In the moment of making art I can be what I wish I was: fearless, reckless, insuppressible.  My art is partially informed by my career restoring antique objects and furniture.  Restoring is painstaking work, focusing on the smallest of details. I am both nodding to and protesting against the patience and precision required to be a responsible restorer.  The concept of restoration permeates my work - sometimes intentionally sometimes not. I have a mental library - complex layers of history, incident, damage, resurrection - from which I am always borrowing.
Sculptural patterns emerge, not necessarily in texture but in the processes- glazing, building, burning, reducing.  I explore color and the way it changes with every action it receives.  With a stroke, a glaze, a polish, a wax, an abrasion- a new color emerges full of its own story and implications. 
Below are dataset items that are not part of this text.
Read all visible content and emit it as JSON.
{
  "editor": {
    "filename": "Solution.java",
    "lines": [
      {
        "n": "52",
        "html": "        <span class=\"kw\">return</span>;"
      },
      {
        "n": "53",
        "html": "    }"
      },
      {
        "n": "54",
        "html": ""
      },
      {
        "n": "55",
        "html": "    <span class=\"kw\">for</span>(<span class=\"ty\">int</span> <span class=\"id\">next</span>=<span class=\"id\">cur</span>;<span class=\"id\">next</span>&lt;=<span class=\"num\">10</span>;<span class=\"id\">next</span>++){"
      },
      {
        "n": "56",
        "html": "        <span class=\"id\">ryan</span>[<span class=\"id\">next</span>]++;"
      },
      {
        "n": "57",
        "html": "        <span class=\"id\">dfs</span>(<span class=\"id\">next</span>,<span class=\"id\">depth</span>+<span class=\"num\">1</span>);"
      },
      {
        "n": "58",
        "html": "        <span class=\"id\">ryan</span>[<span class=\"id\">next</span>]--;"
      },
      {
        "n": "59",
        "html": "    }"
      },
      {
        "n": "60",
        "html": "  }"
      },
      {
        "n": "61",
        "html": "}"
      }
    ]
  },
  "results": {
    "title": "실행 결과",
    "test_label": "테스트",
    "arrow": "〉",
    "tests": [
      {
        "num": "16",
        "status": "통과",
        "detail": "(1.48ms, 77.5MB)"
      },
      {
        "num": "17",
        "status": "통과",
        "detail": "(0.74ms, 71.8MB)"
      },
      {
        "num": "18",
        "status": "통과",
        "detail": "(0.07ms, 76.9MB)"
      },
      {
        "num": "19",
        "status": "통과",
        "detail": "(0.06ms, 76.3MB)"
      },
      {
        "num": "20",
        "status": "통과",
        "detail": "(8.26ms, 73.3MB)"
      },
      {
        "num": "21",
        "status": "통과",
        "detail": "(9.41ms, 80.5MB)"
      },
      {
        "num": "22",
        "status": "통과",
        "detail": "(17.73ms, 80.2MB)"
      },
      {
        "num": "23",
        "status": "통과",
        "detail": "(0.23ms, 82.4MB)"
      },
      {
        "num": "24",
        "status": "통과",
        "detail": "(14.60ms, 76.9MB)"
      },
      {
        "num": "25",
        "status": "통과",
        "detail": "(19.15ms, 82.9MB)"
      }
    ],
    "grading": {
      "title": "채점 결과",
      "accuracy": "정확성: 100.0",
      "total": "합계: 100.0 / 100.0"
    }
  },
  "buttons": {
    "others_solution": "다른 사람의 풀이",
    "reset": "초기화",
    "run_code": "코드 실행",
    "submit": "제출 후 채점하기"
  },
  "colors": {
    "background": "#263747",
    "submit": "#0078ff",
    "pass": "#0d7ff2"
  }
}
I have a deep affection for industrial, urban settings.  I spend time observing small details, changing surfaces and environments.  Sidewalks.  Puddles.  Pigeons.  Trucks.  Train tracks.  Scrap metal yards.  I think about labor.  Industry.  Production.  Insistence.  The fortitude it takes to persist at something until it is finished. I consider a sea of nameless faceless laborers and artisans that built this city we walk around in, all its wonderment and gritty aesthetic.  There are paintings everywhere.  I just try to capture their essence.